Penyimpanan jangka pendek mikroba dilakukan dengan memindahkan secara
berkala jangka pendek misalnya sebulan sekali dari media lama ke media baru.
Teknik ini memerlukan waktu dan tenaga yang banyak (Machmud, 2001).
Sedangkan pengawetan jangka apanjang salh satu cara yang dapat digunkan
adalah dengan penyimpanan pada manik-manik.
Salah satu pengawetan kultur dapat dilakukan denggan cara penyimpanan
pada media gliserol. Bahan baku untuk memproduksi Gliserol adalah CPO (Crude
Palm Oil) dan air (Anonim, 2010). Gliserol pada umumnya digunakan sebagai
media dalam pengawetan atau penyimpanan jangka pendek, jangka panjang atau
sekedar sebagai media untuk memindahkan mikroorganisme. Sebagai contoh
dalam metode pembekuan menggunakan nitrogen, media yang digunakan adalah
10 % (vol/vol) gliserol atau 5% (vol/vol) DMSO.
Penyimpanan kultur pada gliserol dilakukan dengan cara pemindahan 2 ml
substansi kultur (ragi) kedalam dua tabug reaksi yang didalamya telah berisi
gliserol. 2 tabung reaksi yang telah berisi gliserol dan substansi kultur tersebut
mengalami penyimpanan yang berbeda.

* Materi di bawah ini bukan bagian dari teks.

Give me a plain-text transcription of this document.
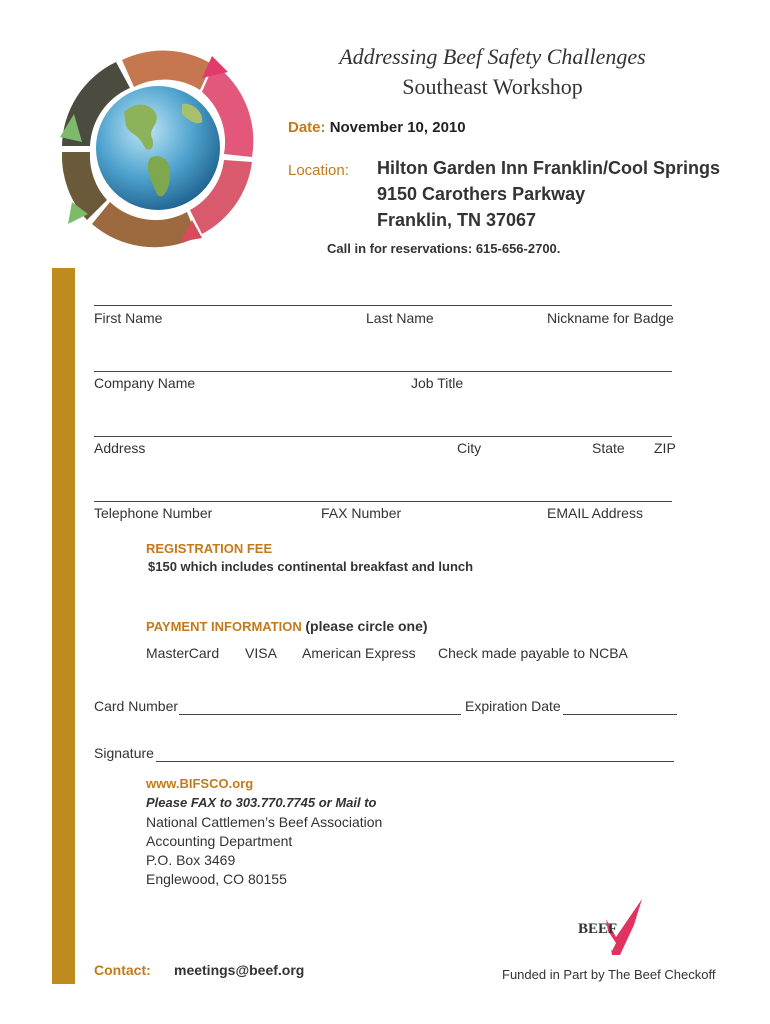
Addressing Beef Safety Challenges
Southeast Workshop
Date: November 10, 2010
Location: Hilton Garden Inn Franklin/Cool Springs
9150 Carothers Parkway
Franklin, TN 37067
Call in for reservations: 615-656-2700.
First Name	Last Name	Nickname for Badge
Company Name	Job Title
Address	City	State ZIP
Telephone Number	FAX Number	EMAIL Address
REGISTRATION FEE
$150 which includes continental breakfast and lunch
PAYMENT INFORMATION (please circle one)
MasterCard VISA American Express Check made payable to NCBA
Card Number	Expiration Date
Signature
www.BIFSCO.org
Please FAX to 303.770.7745 or Mail to
National Cattlemen’s Beef Association
Accounting Department
P.O. Box 3469
Englewood, CO 80155
Contact: meetings@beef.org
BEEF
Funded in Part by The Beef Checkoff
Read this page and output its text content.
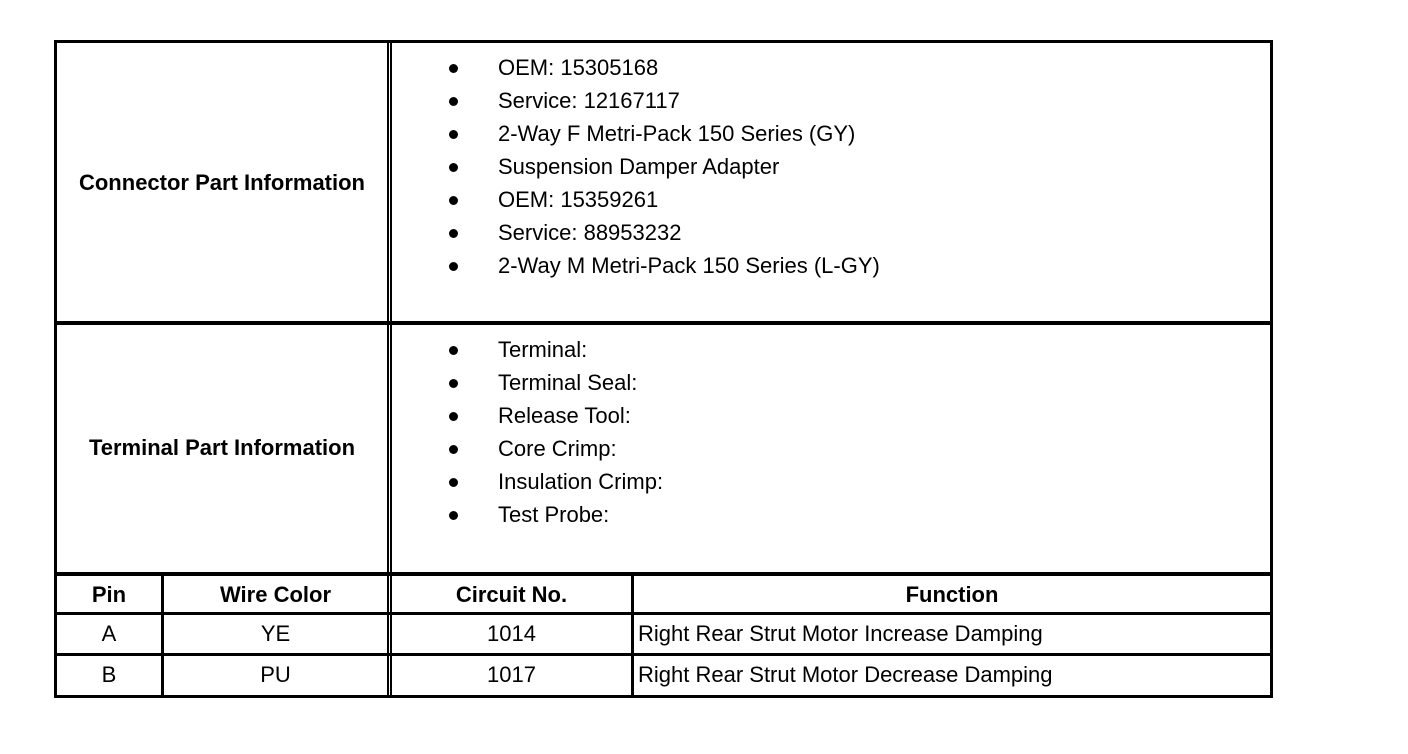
Connector Part Information
OEM: 15305168
Service: 12167117
2-Way F Metri-Pack 150 Series (GY)
Suspension Damper Adapter
OEM: 15359261
Service: 88953232
2-Way M Metri-Pack 150 Series (L-GY)
Terminal Part Information
Terminal:
Terminal Seal:
Release Tool:
Core Crimp:
Insulation Crimp:
Test Probe:
Pin	Wire Color	Circuit No.	Function
A	YE	1014	Right Rear Strut Motor Increase Damping
B	PU	1017	Right Rear Strut Motor Decrease Damping
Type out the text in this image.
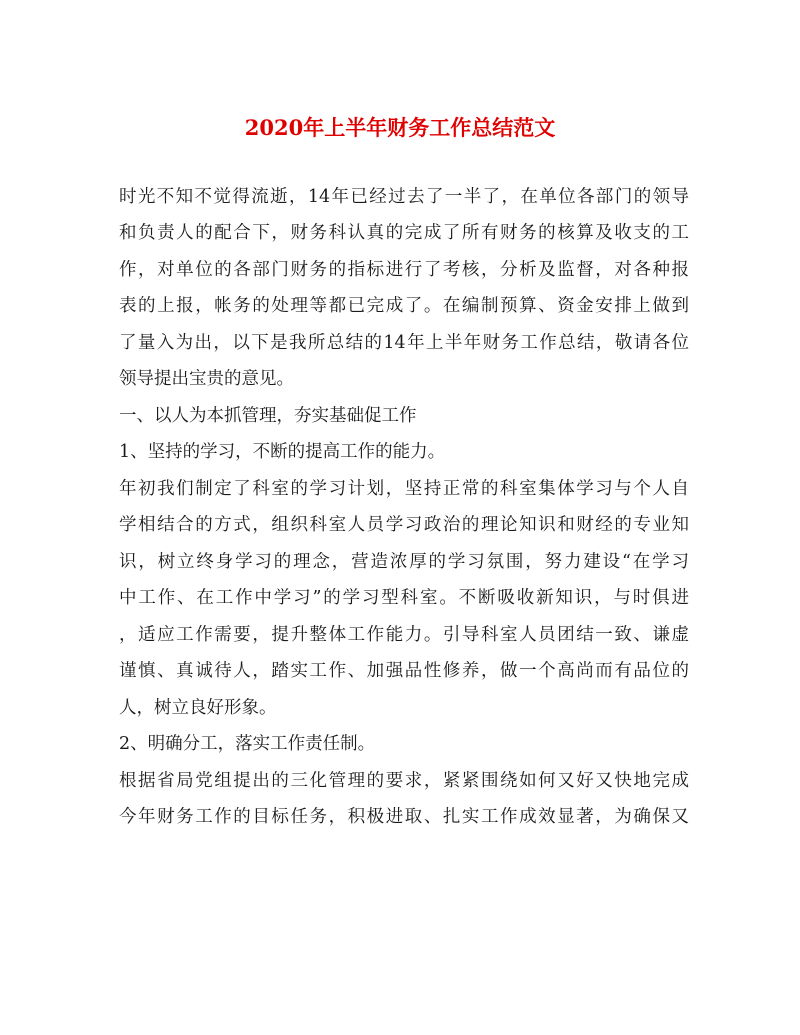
2020年上半年财务工作总结范文
时光不知不觉得流逝，14年已经过去了一半了，在单位各部门的领导
和负责人的配合下，财务科认真的完成了所有财务的核算及收支的工
作，对单位的各部门财务的指标进行了考核，分析及监督，对各种报
表的上报，帐务的处理等都已完成了。在编制预算、资金安排上做到
了量入为出，以下是我所总结的14年上半年财务工作总结，敬请各位
领导提出宝贵的意见。
一、以人为本抓管理，夯实基础促工作
1、坚持的学习，不断的提高工作的能力。
年初我们制定了科室的学习计划，坚持正常的科室集体学习与个人自
学相结合的方式，组织科室人员学习政治的理论知识和财经的专业知
识，树立终身学习的理念，营造浓厚的学习氛围，努力建设“在学习
中工作、在工作中学习”的学习型科室。不断吸收新知识，与时俱进
，适应工作需要，提升整体工作能力。引导科室人员团结一致、谦虚
谨慎、真诚待人，踏实工作、加强品性修养，做一个高尚而有品位的
人，树立良好形象。
2、明确分工，落实工作责任制。
根据省局党组提出的三化管理的要求，紧紧围绕如何又好又快地完成
今年财务工作的目标任务，积极进取、扎实工作成效显著，为确保又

Satu tabung disimpan pada suhu refri dan
satu tabung lagi disimpan pada suhu freezer. Perbedaan penyimpanan tersebut
untuk mengetahui perbedaan terhdap hasil akhir yang diberikan, setelah substansi
kultur mengalami penyimpanan selama 1-2 bulan.
Gliserol dapat digunakan sebagai media karena gliserol dapat melindungi
aktivitas antimikroba dengan cara meningkatkan stabilitas struktur protein asli
dari mikroba sehingga dapat mencegah protein dari proses termal dan agregasi.

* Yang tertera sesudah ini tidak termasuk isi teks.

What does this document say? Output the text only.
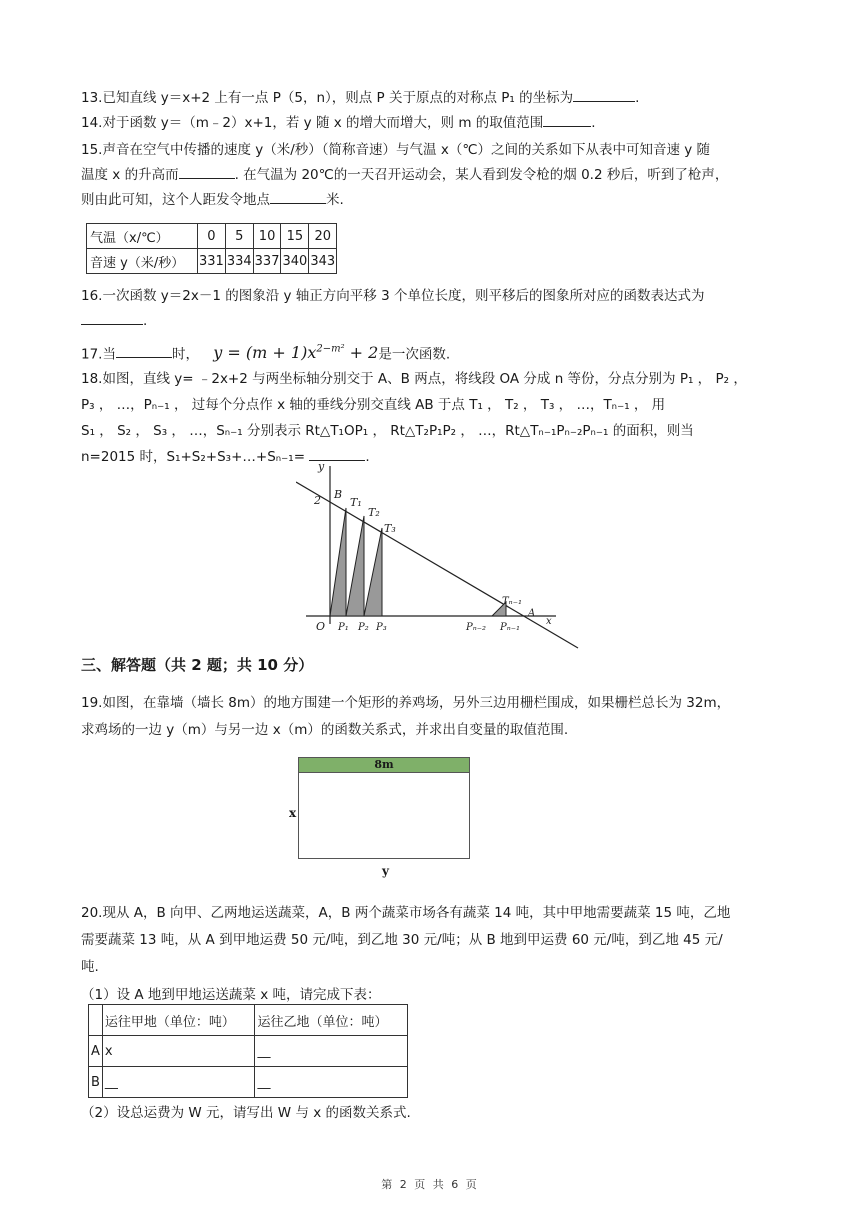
13.已知直线 y＝x+2 上有一点 P（5，n），则点 P 关于原点的对称点 P₁ 的坐标为	.
14.对于函数 y＝（m﹣2）x+1，若 y 随 x 的增大而增大，则 m 的取值范围	.
15.声音在空气中传播的速度 y（米/秒）（简称音速）与气温 x（℃）之间的关系如下从表中可知音速 y 随
温度 x 的升高而	. 在气温为 20℃的一天召开运动会，某人看到发令枪的烟 0.2 秒后，听到了枪声，
则由此可知，这个人距发令地点	米.
气温（x/℃）	0	5	10	15	20
音速 y（米/秒）	331	334	337	340	343
16.一次函数 y＝2x－1 的图象沿 y 轴正方向平移 3 个单位长度，则平移后的图象所对应的函数表达式为
.
17.当	时， $y = (m + 1)x^{2-m^2} + 2$是一次函数.
18.如图，直线 y= ﹣2x+2 与两坐标轴分别交于 A、B 两点，将线段 OA 分成 n 等份，分点分别为 P₁ ， P₂ ，
P₃ ， …，Pₙ₋₁ ， 过每个分点作 x 轴的垂线分别交直线 AB 于点 T₁ ， T₂ ， T₃ ， …，Tₙ₋₁ ， 用
S₁ ， S₂ ， S₃ ， …，Sₙ₋₁ 分别表示 Rt△T₁OP₁ ， Rt△T₂P₁P₂ ， …，Rt△Tₙ₋₁Pₙ₋₂Pₙ₋₁ 的面积，则当
n=2015 时，S₁+S₂+S₃+…+Sₙ₋₁=	.
y
2 B
T₁
T₂
T₃
O P₁ P₂ P₃	Pₙ₋₂ Pₙ₋₁
Tₙ₋₁
A
x
三、解答题（共 2 题；共 10 分）
19.如图，在靠墙（墙长 8m）的地方围建一个矩形的养鸡场，另外三边用栅栏围成，如果栅栏总长为 32m，
求鸡场的一边 y（m）与另一边 x（m）的函数关系式，并求出自变量的取值范围.
8m
x
y
20.现从 A，B 向甲、乙两地运送蔬菜，A，B 两个蔬菜市场各有蔬菜 14 吨，其中甲地需要蔬菜 15 吨，乙地
需要蔬菜 13 吨，从 A 到甲地运费 50 元/吨，到乙地 30 元/吨；从 B 地到甲运费 60 元/吨，到乙地 45 元/
吨.
（1）设 A 地到甲地运送蔬菜 x 吨，请完成下表：
	运往甲地（单位：吨）	运往乙地（单位：吨）
A	x	__
B	__	__
（2）设总运费为 W 元，请写出 W 与 x 的函数关系式.
第 2 页 共 6 页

Selain itu gliserol dapat meningkatkan energi bebas dari kompleks yang
diaktifkan dan mengeser kesetimbangan energi tersebut. Gliserol ini dapat
menyerap air pada permukaan protein yang dapat mengakibatkan hidrasi yang
dapat melindungi protein dari kerusakan. Oleh karena itu giserol dapat
memperpanjang penyimpanan suatu mikroorganisme.

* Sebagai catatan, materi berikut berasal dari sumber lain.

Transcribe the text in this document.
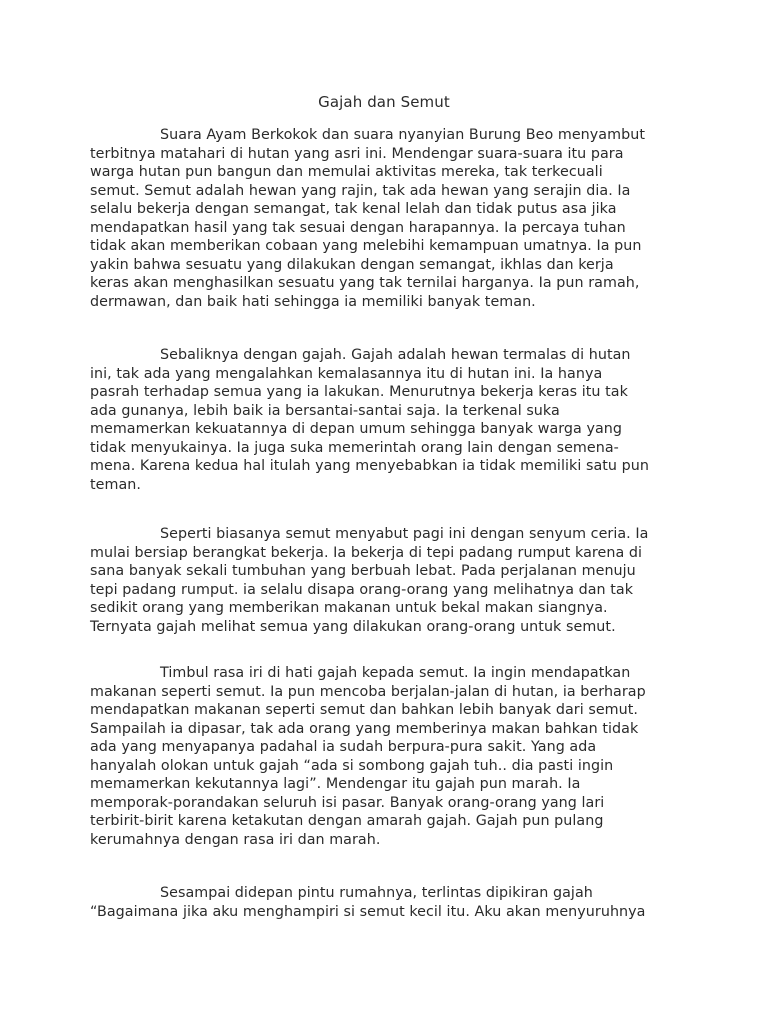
Gajah dan Semut
Suara Ayam Berkokok dan suara nyanyian Burung Beo menyambut
terbitnya matahari di hutan yang asri ini. Mendengar suara-suara itu para
warga hutan pun bangun dan memulai aktivitas mereka, tak terkecuali
semut. Semut adalah hewan yang rajin, tak ada hewan yang serajin dia. Ia
selalu bekerja dengan semangat, tak kenal lelah dan tidak putus asa jika
mendapatkan hasil yang tak sesuai dengan harapannya. Ia percaya tuhan
tidak akan memberikan cobaan yang melebihi kemampuan umatnya. Ia pun
yakin bahwa sesuatu yang dilakukan dengan semangat, ikhlas dan kerja
keras akan menghasilkan sesuatu yang tak ternilai harganya. Ia pun ramah,
dermawan, dan baik hati sehingga ia memiliki banyak teman.
Sebaliknya dengan gajah. Gajah adalah hewan termalas di hutan
ini, tak ada yang mengalahkan kemalasannya itu di hutan ini. Ia hanya
pasrah terhadap semua yang ia lakukan. Menurutnya bekerja keras itu tak
ada gunanya, lebih baik ia bersantai-santai saja. Ia terkenal suka
memamerkan kekuatannya di depan umum sehingga banyak warga yang
tidak menyukainya. Ia juga suka memerintah orang lain dengan semena-
mena. Karena kedua hal itulah yang menyebabkan ia tidak memiliki satu pun
teman.
Seperti biasanya semut menyabut pagi ini dengan senyum ceria. Ia
mulai bersiap berangkat bekerja. Ia bekerja di tepi padang rumput karena di
sana banyak sekali tumbuhan yang berbuah lebat. Pada perjalanan menuju
tepi padang rumput. ia selalu disapa orang-orang yang melihatnya dan tak
sedikit orang yang memberikan makanan untuk bekal makan siangnya.
Ternyata gajah melihat semua yang dilakukan orang-orang untuk semut.
Timbul rasa iri di hati gajah kepada semut. Ia ingin mendapatkan
makanan seperti semut. Ia pun mencoba berjalan-jalan di hutan, ia berharap
mendapatkan makanan seperti semut dan bahkan lebih banyak dari semut.
Sampailah ia dipasar, tak ada orang yang memberinya makan bahkan tidak
ada yang menyapanya padahal ia sudah berpura-pura sakit. Yang ada
hanyalah olokan untuk gajah “ada si sombong gajah tuh.. dia pasti ingin
memamerkan kekutannya lagi”. Mendengar itu gajah pun marah. Ia
memporak-porandakan seluruh isi pasar. Banyak orang-orang yang lari
terbirit-birit karena ketakutan dengan amarah gajah. Gajah pun pulang
kerumahnya dengan rasa iri dan marah.
Sesampai didepan pintu rumahnya, terlintas dipikiran gajah
“Bagaimana jika aku menghampiri si semut kecil itu. Aku akan menyuruhnya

Setelah mengalami penyimpanan selama 2 bulan substansi kultur tersebut
dipindahkan kedalam media PDB dan SB yang berisi tabung durham. Masing-
masing perlakuan penyimpanan dipindahkan sebanyak satu tabung reaksi reaksi
pada media PDB (potato dextrose broth) dan SB (sucrose broth).
Berdasarkan hasil pengamatan kultur yang yang disimpan pada media
gliserol dengan suhu penyimpanan pada freezer dan refri yang dipindahkan dalam
media SB, hasil positif ditunjukkan pada tabung reaksi yang disimpan pada
freezer. Berdasarkan hasil pengamatan pada hari ketujuh substansi kultur yang
dimasukkan ke dalam media SB (perlakuan peyimpanan pada freezer)
menunjukkan hasil positif semua, hasil positif tersebut ditandai dengan adanya
gelembung. Sedangkan berdasarkan hasil pengamatan pada hari ketujuh substansi
kultur yang dimasukkan kedalam media SB (perlakuan penyimpanan pada refri)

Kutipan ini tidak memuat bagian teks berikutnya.